仕事のプロ

2018.01.22

インクルーシブデザインの視点から見たダイバーシティとは?〈後編〉

求められるのは、個を活かすファシリテータータイプのリーダー

前編では、本質を誤解したままダイバーシティに対応せざるを得ない日本企業の現状を紹介し、インクルーシブデザインを専門にする京都大学総合博物館の塩瀬准教授にそこで表出している問題を指摘してもらった。では、ダイバーシティの概念を日々の事業活動にどのように取り入れていけばよいのか。インクルーシブデザインの視点がそのヒントになりそうだ。

一人ひとりと
向き合うためのIoT化を

近年、塩瀬氏は、プロダクト、サービスだけでなくワークプレイス自体にインクルーシブデザインの考え方を持ち込んだインクルーシブワークプレイスやインクルーシブファクトリーのデザインを提唱している。

「働く人、それぞれの思いや考えを尊重した働き場所でありながら、仕事もうまく回っていく仕組みをつくっていくことができれば理想」と塩瀬氏は話す。

「それを可能にするために働く場所のデザインも含めて変えていけば、働く人の個性がより活かされ、それだけ新しいアイデアが生まれる素地もでき上がっていくことになります」と、場の重要性に言及する。

働く人それぞれの多様性を尊重して個性を伸ばしていくマネジメントを実践するには、マネージャーが一人ひとりとじっくり向き合う時間が必要だ。

「リーダーがその時間を割けるように、IoTを活用することによって多様なメンバー一人ひとりの個性や能力に対してきめ細かく対応したり、一人ひとりのその日の調子や体調変化を本人もまわりも把握したりすることもできるはず。
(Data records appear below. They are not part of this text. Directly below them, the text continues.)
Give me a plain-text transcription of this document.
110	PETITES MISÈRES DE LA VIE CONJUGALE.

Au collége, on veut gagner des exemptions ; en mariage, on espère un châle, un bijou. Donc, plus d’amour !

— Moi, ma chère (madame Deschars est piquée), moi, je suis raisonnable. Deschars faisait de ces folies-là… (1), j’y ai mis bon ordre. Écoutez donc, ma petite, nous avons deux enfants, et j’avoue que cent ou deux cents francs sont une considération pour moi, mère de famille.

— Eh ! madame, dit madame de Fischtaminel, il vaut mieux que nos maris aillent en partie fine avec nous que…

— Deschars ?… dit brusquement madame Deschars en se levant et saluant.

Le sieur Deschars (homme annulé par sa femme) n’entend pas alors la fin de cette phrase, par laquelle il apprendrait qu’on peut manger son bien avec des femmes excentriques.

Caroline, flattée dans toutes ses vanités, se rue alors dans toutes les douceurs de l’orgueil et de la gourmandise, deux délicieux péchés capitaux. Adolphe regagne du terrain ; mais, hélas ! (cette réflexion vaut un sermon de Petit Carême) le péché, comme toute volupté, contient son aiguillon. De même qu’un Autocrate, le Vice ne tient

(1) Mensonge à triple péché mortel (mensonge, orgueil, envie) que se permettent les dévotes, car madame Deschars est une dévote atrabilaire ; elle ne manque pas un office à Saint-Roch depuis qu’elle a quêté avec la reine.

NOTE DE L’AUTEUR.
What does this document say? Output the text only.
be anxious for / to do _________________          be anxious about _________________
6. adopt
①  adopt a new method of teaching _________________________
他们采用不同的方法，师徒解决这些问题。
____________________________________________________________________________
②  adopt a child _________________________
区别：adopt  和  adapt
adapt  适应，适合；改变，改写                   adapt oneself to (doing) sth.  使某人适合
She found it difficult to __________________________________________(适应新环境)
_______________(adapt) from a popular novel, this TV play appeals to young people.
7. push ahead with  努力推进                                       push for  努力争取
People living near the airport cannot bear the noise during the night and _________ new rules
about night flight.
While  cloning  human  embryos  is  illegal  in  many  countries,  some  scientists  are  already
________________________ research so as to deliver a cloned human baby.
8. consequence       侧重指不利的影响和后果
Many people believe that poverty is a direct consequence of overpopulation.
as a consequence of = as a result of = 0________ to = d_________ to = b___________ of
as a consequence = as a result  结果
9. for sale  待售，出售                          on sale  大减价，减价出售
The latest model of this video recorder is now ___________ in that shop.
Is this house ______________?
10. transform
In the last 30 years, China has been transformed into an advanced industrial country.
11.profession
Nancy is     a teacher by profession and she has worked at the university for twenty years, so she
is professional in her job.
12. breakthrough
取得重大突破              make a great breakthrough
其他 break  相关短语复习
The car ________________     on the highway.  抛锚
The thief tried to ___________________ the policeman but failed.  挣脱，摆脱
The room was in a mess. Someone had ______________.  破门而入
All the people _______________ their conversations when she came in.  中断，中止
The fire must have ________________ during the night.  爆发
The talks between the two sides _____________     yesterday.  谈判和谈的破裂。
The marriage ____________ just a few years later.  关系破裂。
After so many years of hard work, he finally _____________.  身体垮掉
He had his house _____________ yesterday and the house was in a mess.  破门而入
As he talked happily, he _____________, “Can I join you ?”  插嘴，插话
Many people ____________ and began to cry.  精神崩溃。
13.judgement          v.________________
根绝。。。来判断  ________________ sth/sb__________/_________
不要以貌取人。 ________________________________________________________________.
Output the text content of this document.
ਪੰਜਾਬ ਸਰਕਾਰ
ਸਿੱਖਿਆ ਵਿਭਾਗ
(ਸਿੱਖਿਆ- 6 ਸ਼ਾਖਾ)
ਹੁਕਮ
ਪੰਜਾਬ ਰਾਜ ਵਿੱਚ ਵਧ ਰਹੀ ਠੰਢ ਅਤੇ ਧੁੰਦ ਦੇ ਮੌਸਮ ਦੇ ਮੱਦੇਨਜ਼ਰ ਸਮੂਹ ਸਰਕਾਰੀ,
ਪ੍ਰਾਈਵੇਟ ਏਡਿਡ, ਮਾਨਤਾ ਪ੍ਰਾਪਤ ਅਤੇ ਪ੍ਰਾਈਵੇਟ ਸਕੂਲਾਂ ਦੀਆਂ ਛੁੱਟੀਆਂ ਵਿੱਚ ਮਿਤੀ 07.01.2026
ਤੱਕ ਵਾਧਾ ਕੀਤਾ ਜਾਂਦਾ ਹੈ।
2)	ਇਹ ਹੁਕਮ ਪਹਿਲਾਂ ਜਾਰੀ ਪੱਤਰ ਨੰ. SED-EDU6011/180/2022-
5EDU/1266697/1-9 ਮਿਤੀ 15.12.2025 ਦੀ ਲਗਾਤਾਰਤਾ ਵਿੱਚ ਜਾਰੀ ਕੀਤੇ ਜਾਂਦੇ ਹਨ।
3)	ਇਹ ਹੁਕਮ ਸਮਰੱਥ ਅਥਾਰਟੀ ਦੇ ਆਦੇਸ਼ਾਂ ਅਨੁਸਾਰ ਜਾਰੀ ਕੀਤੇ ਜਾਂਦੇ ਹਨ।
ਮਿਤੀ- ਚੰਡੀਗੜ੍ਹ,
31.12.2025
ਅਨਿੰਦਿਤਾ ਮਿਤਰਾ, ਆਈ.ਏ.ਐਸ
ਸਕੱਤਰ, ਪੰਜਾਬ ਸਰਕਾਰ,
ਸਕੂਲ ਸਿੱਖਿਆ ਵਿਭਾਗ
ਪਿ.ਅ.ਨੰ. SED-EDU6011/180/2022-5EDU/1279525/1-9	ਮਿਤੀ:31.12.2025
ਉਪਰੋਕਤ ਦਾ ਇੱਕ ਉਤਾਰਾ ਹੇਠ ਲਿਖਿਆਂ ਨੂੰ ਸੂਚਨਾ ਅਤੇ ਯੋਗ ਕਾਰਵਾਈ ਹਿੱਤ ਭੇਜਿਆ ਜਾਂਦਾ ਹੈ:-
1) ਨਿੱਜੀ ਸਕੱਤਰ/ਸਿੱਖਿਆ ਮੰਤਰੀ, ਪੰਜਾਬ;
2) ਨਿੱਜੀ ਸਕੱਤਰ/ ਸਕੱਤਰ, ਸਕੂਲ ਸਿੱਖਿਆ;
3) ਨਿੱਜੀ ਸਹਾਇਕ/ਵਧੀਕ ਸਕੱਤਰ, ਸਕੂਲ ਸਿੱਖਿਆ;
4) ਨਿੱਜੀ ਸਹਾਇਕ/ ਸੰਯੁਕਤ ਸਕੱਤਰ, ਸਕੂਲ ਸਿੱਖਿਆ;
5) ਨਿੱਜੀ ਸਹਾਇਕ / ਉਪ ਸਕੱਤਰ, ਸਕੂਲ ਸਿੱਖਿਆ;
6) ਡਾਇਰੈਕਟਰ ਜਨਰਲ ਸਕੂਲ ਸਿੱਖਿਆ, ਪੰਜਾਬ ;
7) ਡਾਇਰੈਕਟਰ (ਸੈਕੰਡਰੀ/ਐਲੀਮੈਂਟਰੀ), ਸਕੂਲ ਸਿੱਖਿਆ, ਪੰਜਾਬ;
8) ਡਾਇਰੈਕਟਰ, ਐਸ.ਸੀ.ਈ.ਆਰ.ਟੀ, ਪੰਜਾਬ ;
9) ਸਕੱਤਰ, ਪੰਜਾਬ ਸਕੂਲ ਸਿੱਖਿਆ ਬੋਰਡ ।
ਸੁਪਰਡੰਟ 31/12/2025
今までは椅子に座っている時間の長さで仕事のパフォーマンスを判断していましたが、多様さ複雑さに向き合う技術が手に入った今こそ、働き方改革にIoTを活用していくべきではないか」と説く。

真のダイバーシティを実現し、「できなくさせられている」ことを「できるようにする」に変える試みが日本企業にブレークスルーを生みだす可能性を秘めている。


塩瀬 隆之(Shiose Takayuki)

京都大学総合博物館准教授。京都大学工学部精密工学科卒業、同大学院修了。京都大学総合博物館准教授を経て2012年 7月より経済産業省産業技術環境局課長補佐(技術戦略担当)。14年7月京都大学総合博物館准教授に復職。共著書に「インクルーシブデザイン」など。日本科学未来館「“おや?“っこひろば」の総合監修者、NHK Eテレ「カガクノミカタ」の番組制作委員なども務める。